Organisers are adamant that RTM, which is funded by the Ford and Mellon foundations with administrative support from Arizona State University, is not a DEI initiative. “A lot of the work that comes under the heading of DEI is quite transactional and reflective of checking boxes,” Fogarty says. She describes RTM instead as “an accountability tool”. In its next phase, RTM will turn its focus to broader issues of governance, including philanthropy and tax policy.
Raison d’être
I know what some of you are thinking right now. How many museums would collapse under RTM’s frameworks or just outright reject them? Is it possible to imagine, say, the New Museum in New York pausing its construction project and giving the now vacant plot of land next door back to the Lenape people? (If you ask me, the answer to that one is no.) But if you agree that conventional museums, as they operate today, are irredeemable, does that not demand a bigger, scarier question about whether they should exist at all?

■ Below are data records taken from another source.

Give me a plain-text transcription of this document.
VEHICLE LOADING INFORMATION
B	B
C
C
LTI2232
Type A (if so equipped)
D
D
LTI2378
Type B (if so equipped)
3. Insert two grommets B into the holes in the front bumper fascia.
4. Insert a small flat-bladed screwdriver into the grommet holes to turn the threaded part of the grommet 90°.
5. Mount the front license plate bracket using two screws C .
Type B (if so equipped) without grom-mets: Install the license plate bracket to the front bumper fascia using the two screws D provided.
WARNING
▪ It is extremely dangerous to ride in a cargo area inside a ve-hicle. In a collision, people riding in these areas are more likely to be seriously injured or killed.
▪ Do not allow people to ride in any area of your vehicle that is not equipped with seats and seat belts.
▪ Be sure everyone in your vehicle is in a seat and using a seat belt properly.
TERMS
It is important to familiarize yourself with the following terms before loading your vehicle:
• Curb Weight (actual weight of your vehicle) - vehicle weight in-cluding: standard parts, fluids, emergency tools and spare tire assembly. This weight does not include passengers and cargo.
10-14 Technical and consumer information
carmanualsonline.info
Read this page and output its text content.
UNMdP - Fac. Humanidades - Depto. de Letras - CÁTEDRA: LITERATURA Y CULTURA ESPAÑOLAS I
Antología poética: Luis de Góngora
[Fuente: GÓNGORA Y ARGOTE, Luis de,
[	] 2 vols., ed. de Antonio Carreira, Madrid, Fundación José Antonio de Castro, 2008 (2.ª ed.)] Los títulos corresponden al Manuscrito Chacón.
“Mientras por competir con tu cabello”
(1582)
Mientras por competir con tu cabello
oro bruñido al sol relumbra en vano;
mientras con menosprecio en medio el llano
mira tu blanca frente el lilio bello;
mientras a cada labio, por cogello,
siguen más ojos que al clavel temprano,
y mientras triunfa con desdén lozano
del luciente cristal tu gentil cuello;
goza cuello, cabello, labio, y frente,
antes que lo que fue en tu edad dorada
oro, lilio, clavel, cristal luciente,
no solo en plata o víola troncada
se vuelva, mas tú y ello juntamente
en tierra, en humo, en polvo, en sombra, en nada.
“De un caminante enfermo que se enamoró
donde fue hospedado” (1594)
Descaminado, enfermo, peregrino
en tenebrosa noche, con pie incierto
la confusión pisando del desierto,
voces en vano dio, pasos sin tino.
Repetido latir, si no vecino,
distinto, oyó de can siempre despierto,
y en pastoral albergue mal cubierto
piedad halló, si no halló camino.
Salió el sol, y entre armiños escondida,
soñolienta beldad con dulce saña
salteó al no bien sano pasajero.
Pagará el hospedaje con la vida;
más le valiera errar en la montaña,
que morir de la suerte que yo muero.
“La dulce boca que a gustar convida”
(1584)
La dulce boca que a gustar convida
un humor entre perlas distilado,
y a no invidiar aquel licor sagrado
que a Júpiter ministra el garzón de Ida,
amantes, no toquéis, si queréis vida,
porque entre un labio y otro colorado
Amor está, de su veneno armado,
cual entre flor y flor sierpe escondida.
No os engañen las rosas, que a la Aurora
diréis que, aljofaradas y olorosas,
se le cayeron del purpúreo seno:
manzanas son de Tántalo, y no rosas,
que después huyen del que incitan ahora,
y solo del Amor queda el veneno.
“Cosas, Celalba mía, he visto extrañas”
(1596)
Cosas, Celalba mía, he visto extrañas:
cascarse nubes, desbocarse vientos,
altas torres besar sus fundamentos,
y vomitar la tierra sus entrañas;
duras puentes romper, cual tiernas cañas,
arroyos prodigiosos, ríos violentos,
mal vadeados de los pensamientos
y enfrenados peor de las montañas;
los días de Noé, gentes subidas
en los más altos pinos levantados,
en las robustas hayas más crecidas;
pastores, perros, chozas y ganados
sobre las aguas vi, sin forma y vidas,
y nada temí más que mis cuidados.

“This is not a seamless thing, where everyone gets to keep everything,” Simmons says. “I think there are institutions that will dissolve. The community may be saying, ‘We don’t want this institution any longer.’ The museum has to reckon with that.” Of course, museums are also facing dissolution as a result of funding challenges and dwindling philanthropy. RTM’s provocative proposal is that they may have a better chance at survival if they fundamentally change their understanding of the audience to whom they are most accountable.
In reality, this may be true of some institutions and not others. But if you find yourself feeling sceptical, consider the case of the Museum of Contemporary Art Santa Barbara. In August 2022, it closed due to financial pressures exacerbated by the pandemic. The following January, it reopened under a new leadership team that included Frederick Janka, a member of RTM. The fledgling institution serves as a case study for what a museum implementing RTM’s methodology might look like.
For one thing, the museum’s funding is separate from its governance. While costs are largely covered by grants and individual support, the board includes a “graphic designer, photographer, publisher, writers, artists and a former head of installation who knows the facilities history of the institution”, Janka says. Furthermore, more than half the board members are Latinx—in a region with a population of around 50% Latinx. The people who keep the institution running day to day have suddenly found themselves “at the top”.
There are challenges to operating this way, Janka acknowledges—and money is a big one—but they are the kind of challenges he wants to be facing. “When you support people and listen to their ideas and grievances and needs, you see beautiful things happen,” he says. “It’s absolutely wild.”